L’Honorable Claudine Prudencio était ce Samedi matin au Palais des congrès dans le cadre de la cérémonie de lancement du Mouvement Sursaut Patriotique. Une manifestation qui a connu la participation de plusieurs leaders politiques de notre pays. En attendant le compte rendu de cette manifestation, votre journal publie ici l’intégralité de l’allocution très courageux de la première Secrétaire Parlementaire.
Allocution de Mme Claudine Prudencio à l’occasion de la rentrée commune des grandes forces politiques nationales
Excellence Monsieur le Président de l’Assemblée Nationale
Grandes sont ma joie et ma fierté de me tenir en ce jour à vos côtés et de vous voir si nombreux réunis autour de l’élan qui aujourd’hui nous rassemble. Dans la diversité de nos origines et de nos sensibilités politiques, nous avons su trouver le motif le plus fédérateur parmi tous pour nous retrouver. Ce motif, c’est l’état de notre cher pays. C’est vrai, nous n’avons rien de plus commun. Nous n’avons rien de plus cher. Nous n’avons rien de plus précieux. Et, par les moments que traverse ce pays, nous n’avons d’autre choix que de nous pencher à son chevet pour contribuer du mieux que nous pouvons à soigner les maux dont il souffre. Et pour le faire, rien de mieux que d’être uni contre ses destructeurs.
Distingués invités, Mesdames et Messieurs,
Je n’irai pas par quatre chemins pour le dire, le Bénin aujourd’hui va mal. Il va même très mal. Tous les indicateurs sont au rouge. Au plan politique, au plan économique et même au plan social. Il n’existe pas un seul secteur de l’activité humaine et des relations sociales qui ne résonne des plaintes et des complaintes de nos compatriotes. La rentrée scolaire apaisée est incertaine, l’administration publique est en souffrance, le secteur de la santé est paralysé, les activités économiques tournent au ralenti. Tout cela à cause d’une gouvernance hasardeuse, à cause de l’irrationalité des politiques publiques, à cause de l’impéritie de nos dirigeants.

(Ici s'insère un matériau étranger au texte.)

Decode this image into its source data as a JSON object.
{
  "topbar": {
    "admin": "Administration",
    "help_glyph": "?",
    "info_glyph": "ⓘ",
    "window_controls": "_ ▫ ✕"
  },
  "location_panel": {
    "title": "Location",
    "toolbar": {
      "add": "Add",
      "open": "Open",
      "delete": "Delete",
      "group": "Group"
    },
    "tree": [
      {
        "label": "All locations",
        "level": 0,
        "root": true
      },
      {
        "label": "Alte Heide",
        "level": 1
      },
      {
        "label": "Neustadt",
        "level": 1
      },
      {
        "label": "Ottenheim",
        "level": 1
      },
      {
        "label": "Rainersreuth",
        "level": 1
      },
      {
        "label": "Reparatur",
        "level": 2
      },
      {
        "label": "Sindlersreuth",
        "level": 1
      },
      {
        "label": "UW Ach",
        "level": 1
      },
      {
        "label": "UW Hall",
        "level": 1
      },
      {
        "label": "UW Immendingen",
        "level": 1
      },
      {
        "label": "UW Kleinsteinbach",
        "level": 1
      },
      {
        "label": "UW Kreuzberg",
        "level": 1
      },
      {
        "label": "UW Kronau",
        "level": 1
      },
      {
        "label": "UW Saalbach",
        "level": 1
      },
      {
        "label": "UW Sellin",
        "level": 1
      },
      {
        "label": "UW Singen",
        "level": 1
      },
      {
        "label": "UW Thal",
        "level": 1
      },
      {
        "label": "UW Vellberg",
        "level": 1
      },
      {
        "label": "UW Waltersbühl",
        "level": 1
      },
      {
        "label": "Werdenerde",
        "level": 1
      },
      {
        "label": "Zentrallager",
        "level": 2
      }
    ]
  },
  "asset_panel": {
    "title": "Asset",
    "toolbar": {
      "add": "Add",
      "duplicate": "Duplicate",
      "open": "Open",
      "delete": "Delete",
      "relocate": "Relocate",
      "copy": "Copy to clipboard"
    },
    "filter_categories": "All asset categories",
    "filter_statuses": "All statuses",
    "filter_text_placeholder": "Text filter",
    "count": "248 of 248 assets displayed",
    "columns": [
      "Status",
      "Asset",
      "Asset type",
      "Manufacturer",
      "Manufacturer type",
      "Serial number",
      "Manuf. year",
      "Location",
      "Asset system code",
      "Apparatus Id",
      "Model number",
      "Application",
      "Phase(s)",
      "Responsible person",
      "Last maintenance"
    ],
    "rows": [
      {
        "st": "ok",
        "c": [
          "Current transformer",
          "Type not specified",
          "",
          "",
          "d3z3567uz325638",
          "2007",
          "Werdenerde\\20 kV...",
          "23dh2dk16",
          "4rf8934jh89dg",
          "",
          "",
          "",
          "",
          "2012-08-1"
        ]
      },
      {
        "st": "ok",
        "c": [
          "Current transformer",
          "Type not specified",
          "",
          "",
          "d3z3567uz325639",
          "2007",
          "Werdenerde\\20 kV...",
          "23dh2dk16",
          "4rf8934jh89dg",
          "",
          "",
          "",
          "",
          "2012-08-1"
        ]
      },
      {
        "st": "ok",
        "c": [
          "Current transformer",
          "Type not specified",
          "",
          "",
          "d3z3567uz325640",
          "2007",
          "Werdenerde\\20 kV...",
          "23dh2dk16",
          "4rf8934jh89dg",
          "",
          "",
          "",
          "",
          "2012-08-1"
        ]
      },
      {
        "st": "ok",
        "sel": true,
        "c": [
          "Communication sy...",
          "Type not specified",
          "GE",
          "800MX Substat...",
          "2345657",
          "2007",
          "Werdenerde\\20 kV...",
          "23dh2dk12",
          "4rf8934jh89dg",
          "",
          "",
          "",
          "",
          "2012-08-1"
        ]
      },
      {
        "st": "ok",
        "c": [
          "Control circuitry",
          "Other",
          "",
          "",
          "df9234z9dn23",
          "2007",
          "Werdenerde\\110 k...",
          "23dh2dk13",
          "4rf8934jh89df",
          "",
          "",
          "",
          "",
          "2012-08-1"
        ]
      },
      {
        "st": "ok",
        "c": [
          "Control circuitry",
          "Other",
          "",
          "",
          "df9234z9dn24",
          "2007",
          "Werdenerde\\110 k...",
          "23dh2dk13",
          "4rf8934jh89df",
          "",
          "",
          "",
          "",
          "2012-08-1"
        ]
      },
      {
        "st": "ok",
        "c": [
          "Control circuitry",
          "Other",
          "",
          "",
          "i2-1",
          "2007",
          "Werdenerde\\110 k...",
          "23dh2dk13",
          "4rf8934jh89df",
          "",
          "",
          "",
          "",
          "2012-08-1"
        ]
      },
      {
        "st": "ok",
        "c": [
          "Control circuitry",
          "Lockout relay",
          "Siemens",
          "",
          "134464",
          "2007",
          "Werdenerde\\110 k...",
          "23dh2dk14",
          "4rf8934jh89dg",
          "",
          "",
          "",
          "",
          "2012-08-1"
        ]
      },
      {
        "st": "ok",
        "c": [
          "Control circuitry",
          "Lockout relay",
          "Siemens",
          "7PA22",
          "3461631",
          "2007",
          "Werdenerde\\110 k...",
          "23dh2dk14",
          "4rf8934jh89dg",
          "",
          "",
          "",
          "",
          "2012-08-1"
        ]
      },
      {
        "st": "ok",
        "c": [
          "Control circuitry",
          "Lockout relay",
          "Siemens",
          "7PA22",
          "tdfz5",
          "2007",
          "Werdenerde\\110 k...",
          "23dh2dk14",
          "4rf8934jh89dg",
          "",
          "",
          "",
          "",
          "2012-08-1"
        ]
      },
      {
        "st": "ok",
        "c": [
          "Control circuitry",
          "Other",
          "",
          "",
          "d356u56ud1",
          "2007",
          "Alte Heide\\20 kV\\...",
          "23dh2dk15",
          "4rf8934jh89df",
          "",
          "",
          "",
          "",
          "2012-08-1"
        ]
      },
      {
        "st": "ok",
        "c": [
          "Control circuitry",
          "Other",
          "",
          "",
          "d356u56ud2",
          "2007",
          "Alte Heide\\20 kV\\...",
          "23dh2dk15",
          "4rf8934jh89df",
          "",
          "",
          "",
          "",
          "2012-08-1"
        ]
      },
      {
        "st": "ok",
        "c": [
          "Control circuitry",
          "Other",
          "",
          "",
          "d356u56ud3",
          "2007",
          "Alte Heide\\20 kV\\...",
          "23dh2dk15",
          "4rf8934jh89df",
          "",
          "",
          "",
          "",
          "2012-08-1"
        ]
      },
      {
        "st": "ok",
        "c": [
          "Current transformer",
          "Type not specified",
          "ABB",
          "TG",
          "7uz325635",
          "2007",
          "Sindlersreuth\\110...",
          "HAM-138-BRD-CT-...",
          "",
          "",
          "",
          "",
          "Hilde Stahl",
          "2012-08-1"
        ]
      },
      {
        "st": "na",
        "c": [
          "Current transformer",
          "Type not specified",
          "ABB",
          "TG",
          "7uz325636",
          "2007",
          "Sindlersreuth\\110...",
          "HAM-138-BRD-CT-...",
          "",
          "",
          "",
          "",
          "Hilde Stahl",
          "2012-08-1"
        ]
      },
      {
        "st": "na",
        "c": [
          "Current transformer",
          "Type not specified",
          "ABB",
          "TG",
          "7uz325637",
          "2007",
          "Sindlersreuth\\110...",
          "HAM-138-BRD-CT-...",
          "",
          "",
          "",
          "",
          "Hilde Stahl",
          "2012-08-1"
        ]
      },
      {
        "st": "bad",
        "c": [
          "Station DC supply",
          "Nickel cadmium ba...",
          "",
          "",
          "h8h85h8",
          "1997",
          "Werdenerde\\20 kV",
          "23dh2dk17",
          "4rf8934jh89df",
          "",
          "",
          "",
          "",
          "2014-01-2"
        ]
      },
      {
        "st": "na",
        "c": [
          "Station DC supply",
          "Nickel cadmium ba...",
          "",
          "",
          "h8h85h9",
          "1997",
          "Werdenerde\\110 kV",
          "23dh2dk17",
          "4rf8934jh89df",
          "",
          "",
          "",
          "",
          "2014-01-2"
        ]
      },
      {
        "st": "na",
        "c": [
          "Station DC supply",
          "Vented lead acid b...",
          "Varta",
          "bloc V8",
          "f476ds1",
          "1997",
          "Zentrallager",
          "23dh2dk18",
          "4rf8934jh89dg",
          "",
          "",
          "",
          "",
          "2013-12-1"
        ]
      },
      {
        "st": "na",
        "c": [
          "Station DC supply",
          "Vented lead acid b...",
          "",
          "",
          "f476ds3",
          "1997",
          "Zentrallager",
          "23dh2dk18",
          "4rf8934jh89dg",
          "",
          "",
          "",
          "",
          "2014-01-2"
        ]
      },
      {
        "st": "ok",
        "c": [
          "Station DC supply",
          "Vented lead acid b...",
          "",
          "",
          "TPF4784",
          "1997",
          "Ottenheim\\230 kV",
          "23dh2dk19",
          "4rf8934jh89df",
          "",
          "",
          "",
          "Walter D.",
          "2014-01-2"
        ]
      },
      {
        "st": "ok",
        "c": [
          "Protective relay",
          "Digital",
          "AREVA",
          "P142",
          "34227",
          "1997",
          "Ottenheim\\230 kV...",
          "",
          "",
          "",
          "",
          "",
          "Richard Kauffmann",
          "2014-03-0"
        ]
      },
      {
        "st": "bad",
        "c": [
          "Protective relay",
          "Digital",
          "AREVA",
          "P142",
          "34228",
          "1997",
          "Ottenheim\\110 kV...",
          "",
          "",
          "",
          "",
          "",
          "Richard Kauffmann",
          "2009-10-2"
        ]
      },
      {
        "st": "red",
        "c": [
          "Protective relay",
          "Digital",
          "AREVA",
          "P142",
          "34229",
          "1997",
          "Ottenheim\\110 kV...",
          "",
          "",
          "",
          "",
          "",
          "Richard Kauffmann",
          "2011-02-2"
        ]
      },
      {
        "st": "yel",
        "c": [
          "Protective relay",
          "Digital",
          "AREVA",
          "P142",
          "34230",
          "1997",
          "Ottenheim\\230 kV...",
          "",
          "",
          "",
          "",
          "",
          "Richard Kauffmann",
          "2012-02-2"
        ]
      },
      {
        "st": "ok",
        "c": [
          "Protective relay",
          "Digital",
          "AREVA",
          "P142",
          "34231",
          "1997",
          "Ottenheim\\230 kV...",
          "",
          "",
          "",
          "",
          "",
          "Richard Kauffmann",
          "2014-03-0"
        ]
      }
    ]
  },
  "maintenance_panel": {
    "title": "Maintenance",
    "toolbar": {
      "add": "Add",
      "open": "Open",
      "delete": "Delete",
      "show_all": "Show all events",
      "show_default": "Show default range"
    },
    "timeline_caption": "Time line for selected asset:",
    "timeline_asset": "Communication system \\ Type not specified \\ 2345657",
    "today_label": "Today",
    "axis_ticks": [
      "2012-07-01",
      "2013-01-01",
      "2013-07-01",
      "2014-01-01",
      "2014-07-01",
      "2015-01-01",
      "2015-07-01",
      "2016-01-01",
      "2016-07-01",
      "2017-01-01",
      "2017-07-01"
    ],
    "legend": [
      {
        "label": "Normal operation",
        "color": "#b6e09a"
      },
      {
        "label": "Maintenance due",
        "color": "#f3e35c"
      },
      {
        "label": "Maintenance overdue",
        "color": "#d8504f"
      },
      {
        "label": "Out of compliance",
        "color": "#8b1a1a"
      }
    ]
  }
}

Oui, certains vous diront que si je me retrouve à vos côtés, à tenir de tels propos, alors même que je suis une élue FCBE, c’est simplement à cause des intérêts que je défends dans un dossier économique, le dossier Epine Dorsale dans lequel l’un de nos compatriotes est injustement lésé. Ils vous diront que je ne suis pas là par conviction, mais par concours de circonstances. Ils vous diront que mon combat est ailleurs et que je ne devrais pas être des vôtres. Sachez bien que tout cela est faux. Ces manipulateurs de l’opinion publique ont voulu, dans un montage grossier, me présenter comme faisant partie des Parlementaires qui s’étaient rendus en France pour rencontrer, « clandestinement », Monsieur Patrice Talon. Un homme d’affaires que je connais très bien, un homme d’affaires que je peux rencontrer quand je veux, un homme d’affaires chez qui je peux rentrer sans rendez-vous, un homme d’affaires que je ne peux jamais rencontrer dans la clandestinité.
Ce dernier à l’époque, vous vous souvenez, était accusé d’avoir tenté de faire assassiner le Président Boni Yayi et de commettre un coup d’Etat. Qu’il vous souvienne qu’à l’époque, j’avais insisté sur la nécessité qu’il y a de faire en sorte que cet homme d’affaires, l’un des plus importants de ce pays, et le Chef de l’Etat se réconcilient dans l’intérêt supérieur de la nation. Cela a suffi pour que certains me considèrent comme ayant changé de camp. C’est leur problème. Mieux encore, à l’occasion du vote secret qui a abouti au rejet du projet de budget de l’Etat exercice 2014, j’ai été comptabilisée parmi ceux qu’on a appelé « les traitres de la majorité ». Là encore, je le réaffirme, c’est tant pis pour ceux qui se sont livrés à ces calomnies. Le plus important pour moi sera toujours de faire ce qui me parait juste pour mon pays, que cela plaise ou pas aux courtisans du régime Yayi. Et c’est pour cette raison que je suis là aujourd’hui.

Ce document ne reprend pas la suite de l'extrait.